For an informal input: Prove that there is no function \(f\) from the set of non-negative integers into itself such that \(f(f(n)) = n + 1987\) for every \(n\).
The generated formalization in Isabelle/HOL is:
theorem
fixes f :: "nat \<Rightarrow> nat"
assumes "\<forall> n. f (f n) = n + 1987"
shows False
The semantic equivalence criterion \(E\) requires that all mathematical assumptions and constraints are preserved in the formal theorem statement. The validation criteria \(V\) applied in this setting include BLEU scores to measure surface-level similarity against ground-truth manual formalizations, alongside manual human evaluation to confirm semantic accuracy.
First-Order Logic
The input \(L_i\) comprises natural language questions regarding real-world objects and shapes. The target formalism \(L_f\) is Prover9, utilizing first-order logic syntax.
For an informal input specifying that all squares have four sides and all four-sided things are shapes, the system constructs a set of predicates and formal premises:
\[\forall x(\text{Square}(x) \rightarrow \text{FourSided}(x))\] \[\forall x(\text{FourSided}(x) \rightarrow \text{Shape}(x))\]The system evaluates the conclusion:
\[\forall x(\text{Square}(x) \rightarrow \text{Shape}(x))\]The criterion \(E\) requires the logical formulas to capture relevant object properties without introducing spurious parameters.

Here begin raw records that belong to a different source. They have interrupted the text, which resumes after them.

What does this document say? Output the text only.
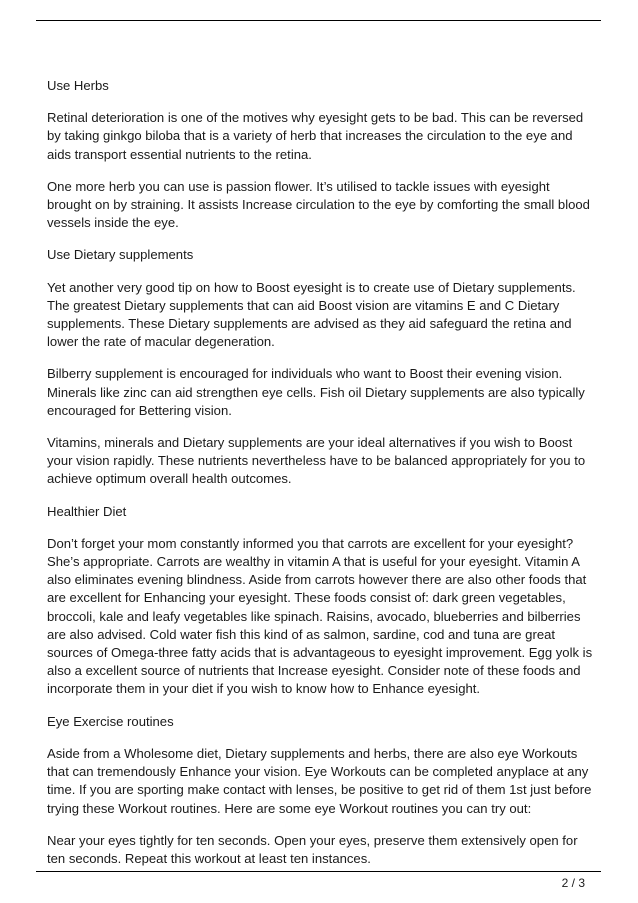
Use Herbs

Retinal deterioration is one of the motives why eyesight gets to be bad. This can be reversed by taking ginkgo biloba that is a variety of herb that increases the circulation to the eye and aids transport essential nutrients to the retina.

One more herb you can use is passion flower. It’s utilised to tackle issues with eyesight brought on by straining. It assists Increase circulation to the eye by comforting the small blood vessels inside the eye.

Use Dietary supplements

Yet another very good tip on how to Boost eyesight is to create use of Dietary supplements. The greatest Dietary supplements that can aid Boost vision are vitamins E and C Dietary supplements. These Dietary supplements are advised as they aid safeguard the retina and lower the rate of macular degeneration.

Bilberry supplement is encouraged for individuals who want to Boost their evening vision. Minerals like zinc can aid strengthen eye cells. Fish oil Dietary supplements are also typically encouraged for Bettering vision.

Vitamins, minerals and Dietary supplements are your ideal alternatives if you wish to Boost your vision rapidly. These nutrients nevertheless have to be balanced appropriately for you to achieve optimum overall health outcomes.

Healthier Diet

Don’t forget your mom constantly informed you that carrots are excellent for your eyesight? She’s appropriate. Carrots are wealthy in vitamin A that is useful for your eyesight. Vitamin A also eliminates evening blindness. Aside from carrots however there are also other foods that are excellent for Enhancing your eyesight. These foods consist of: dark green vegetables, broccoli, kale and leafy vegetables like spinach. Raisins, avocado, blueberries and bilberries are also advised. Cold water fish this kind of as salmon, sardine, cod and tuna are great sources of Omega-three fatty acids that is advantageous to eyesight improvement. Egg yolk is also a excellent source of nutrients that Increase eyesight. Consider note of these foods and incorporate them in your diet if you wish to know how to Enhance eyesight.

Eye Exercise routines

Aside from a Wholesome diet, Dietary supplements and herbs, there are also eye Workouts that can tremendously Enhance your vision. Eye Workouts can be completed anyplace at any time. If you are sporting make contact with lenses, be positive to get rid of them 1st just before trying these Workout routines. Here are some eye Workout routines you can try out:

Near your eyes tightly for ten seconds. Open your eyes, preserve them extensively open for ten seconds. Repeat this workout at least ten instances.

2 / 3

The validation criterion \(V\) is measured by executing the reasoning engine over the formal representation and comparing the derived Boolean answer to a ground-truth label.
Logic Programming
The input \(L_i\) involves natural language descriptions of strategic interactions, specifically bimatrix games (e.g., Battle of the Sexes). The target language \(L_f\) consists of Prolog programs, with reasoning executed via the SWI-Prolog solver.
The output maps player preferences and actions to a payoff matrix utilizing domain-specific and domain-independent predicates:
payoffBOS(opera, opera, 2, 1).
payoffBOS(football, football, 1, 2).
payoffBOS(opera, football, 0, 0).
payoffBOS(football, opera, 0, 0).
The equivalence criterion \(E\) requires the strict formalization of game rules and utility parameters. Validation \(V\) is completely automated by querying the generated Prolog program for all possible action combinations and comparing the resulting payoff outputs to a ground-truth matrix.
Planning
The input \(L_i\) relies on natural language action descriptions supplemented with allowed predicate symbols. The target language \(L_f\) is the Planning Domain Definition Language (PDDL).

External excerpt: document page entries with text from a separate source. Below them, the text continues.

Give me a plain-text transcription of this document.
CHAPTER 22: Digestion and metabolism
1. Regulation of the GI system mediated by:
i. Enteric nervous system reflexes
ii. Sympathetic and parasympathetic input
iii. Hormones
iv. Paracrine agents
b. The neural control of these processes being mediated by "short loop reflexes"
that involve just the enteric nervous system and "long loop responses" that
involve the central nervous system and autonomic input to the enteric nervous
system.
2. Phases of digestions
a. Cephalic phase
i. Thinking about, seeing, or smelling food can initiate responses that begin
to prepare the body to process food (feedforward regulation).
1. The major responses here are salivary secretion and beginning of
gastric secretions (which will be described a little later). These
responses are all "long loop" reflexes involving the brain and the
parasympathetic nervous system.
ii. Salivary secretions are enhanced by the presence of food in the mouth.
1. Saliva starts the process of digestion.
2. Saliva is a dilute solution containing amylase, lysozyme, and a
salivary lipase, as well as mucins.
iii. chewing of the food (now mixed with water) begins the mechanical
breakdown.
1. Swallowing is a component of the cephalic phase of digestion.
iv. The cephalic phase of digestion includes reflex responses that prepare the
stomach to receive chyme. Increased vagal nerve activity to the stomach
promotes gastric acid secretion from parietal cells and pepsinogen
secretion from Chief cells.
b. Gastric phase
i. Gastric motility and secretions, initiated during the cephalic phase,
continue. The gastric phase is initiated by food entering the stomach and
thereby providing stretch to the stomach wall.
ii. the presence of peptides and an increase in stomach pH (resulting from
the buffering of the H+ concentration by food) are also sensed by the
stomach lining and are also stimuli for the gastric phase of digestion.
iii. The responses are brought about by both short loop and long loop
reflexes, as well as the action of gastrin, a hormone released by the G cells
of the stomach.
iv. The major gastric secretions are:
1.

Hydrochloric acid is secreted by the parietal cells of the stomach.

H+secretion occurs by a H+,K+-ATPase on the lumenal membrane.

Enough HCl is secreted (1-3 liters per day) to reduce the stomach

For an informal instruction to fly an airplane between locations, the output formalizes the preconditions and effects into a labeled transition system:
(:action FLY-AIRPLANE
:parameters (?airplane - airplane ?loc-from - airport ?loc-to - airport)

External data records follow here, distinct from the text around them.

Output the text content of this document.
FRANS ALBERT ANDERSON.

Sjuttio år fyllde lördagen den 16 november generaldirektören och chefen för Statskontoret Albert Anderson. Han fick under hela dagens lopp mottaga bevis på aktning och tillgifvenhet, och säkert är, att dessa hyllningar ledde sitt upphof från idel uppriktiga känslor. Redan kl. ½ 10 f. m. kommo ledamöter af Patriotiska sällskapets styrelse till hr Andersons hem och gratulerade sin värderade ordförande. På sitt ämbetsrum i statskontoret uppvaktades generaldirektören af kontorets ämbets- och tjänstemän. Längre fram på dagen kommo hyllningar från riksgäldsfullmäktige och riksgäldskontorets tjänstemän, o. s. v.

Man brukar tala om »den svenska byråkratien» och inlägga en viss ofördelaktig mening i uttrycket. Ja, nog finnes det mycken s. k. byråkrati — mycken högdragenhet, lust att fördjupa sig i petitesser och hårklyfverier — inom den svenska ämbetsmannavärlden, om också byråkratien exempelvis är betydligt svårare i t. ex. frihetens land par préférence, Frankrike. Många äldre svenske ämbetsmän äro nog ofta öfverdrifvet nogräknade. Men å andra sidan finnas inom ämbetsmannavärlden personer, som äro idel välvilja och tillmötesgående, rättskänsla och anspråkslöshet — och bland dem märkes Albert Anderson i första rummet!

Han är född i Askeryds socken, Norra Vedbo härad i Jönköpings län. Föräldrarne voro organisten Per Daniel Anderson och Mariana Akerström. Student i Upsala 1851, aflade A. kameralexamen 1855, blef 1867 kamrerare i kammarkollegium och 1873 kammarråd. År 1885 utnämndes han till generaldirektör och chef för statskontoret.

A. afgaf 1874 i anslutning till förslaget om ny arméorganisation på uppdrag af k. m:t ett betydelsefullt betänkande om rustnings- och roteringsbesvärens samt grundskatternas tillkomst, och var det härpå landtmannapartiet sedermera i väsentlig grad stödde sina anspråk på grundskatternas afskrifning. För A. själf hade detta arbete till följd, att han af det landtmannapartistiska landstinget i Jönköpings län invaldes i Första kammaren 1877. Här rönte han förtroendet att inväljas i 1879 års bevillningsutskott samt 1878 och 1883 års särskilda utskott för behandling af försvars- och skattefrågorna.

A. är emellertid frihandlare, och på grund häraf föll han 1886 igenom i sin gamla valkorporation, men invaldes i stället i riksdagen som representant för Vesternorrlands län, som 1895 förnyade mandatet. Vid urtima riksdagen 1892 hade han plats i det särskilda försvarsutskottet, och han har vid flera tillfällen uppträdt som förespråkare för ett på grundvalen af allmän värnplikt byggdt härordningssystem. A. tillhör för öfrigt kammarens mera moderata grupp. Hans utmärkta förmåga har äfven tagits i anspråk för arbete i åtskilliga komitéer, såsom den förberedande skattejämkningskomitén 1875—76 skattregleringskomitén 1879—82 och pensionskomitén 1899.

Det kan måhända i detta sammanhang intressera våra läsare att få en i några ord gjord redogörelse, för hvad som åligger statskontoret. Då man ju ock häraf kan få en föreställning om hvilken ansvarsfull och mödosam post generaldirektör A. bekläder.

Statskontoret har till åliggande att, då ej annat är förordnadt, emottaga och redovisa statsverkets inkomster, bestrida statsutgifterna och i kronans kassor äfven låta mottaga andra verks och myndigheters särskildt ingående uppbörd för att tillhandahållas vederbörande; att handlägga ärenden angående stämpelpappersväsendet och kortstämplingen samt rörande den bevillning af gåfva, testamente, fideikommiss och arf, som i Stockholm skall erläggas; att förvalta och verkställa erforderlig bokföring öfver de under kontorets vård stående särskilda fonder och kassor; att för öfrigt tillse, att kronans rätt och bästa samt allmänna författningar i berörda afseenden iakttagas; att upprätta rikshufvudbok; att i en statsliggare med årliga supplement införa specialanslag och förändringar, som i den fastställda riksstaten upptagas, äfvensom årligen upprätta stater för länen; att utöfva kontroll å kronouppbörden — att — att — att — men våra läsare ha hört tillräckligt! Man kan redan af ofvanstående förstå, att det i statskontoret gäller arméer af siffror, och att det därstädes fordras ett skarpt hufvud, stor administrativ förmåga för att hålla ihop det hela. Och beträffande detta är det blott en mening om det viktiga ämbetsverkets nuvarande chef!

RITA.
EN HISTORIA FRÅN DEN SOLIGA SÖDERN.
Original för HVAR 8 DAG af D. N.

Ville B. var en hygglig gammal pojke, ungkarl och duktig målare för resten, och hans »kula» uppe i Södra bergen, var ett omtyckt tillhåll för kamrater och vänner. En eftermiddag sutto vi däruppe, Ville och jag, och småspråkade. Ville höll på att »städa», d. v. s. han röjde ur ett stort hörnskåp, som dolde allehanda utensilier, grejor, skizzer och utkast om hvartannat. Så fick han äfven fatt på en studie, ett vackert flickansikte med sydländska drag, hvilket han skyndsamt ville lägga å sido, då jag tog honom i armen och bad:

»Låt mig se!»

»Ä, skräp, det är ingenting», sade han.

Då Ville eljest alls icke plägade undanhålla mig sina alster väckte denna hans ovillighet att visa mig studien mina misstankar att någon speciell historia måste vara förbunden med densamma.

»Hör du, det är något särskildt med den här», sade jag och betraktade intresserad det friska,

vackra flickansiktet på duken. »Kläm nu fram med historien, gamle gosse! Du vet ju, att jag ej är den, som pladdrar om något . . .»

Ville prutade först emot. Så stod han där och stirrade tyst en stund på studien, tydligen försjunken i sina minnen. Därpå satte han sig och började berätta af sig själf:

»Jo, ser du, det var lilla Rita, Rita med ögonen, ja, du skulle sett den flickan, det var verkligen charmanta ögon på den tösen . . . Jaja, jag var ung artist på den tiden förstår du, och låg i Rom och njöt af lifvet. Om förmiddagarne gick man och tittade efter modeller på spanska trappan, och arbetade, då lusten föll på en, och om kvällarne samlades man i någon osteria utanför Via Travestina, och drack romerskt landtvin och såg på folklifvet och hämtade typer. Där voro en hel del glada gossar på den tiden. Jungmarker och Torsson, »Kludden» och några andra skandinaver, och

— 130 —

:precondition (at ?airplane ?loc-from)
:effect (and(not(at ?airplane ?loc-from)) (at ?airplane ?loc-to)) )
The semantic equivalence criterion \(E\) tests for domain equivalence, capturing both action behavior and logical consequence. Validation \(V\) utilizes a heuristic domain equivalence test: valid plans generated in a reconstructed domain are cross-validated against the original domain using a plan validation tool. If validation succeeds, semantic behavior is deemed equivalent:
\[\text{Semantics}(L_f') \approx \text{Semantics}(L_f)\]Knowledge Representation
The input \(L_i\) maps concise declarative natural language sentences to Web Ontology Language (OWL) axioms expressed in Functional Syntax.
For the sentence Anna and Lana are each other’s sisters, the output generates respective TBox and ABox assertions:
Declaration(ObjectProperty(:has_sister))
Declaration(NamedIndividual(:Anna))
Declaration(NamedIndividual(:Lana))
ObjPropAssert(:has_sister :Anna :Lana)
ObjPropAssert(:has_sister :Lana :Anna)
The semantic equivalence criterion \(E\) requires that all relational information is captured by the ontology structure. Validation \(V\) relies primarily on manual verification by ontology engineers. This is supplemented by automated consistency checking and entailment verification utilizing formal ontology reasoners to identify unintended consequences.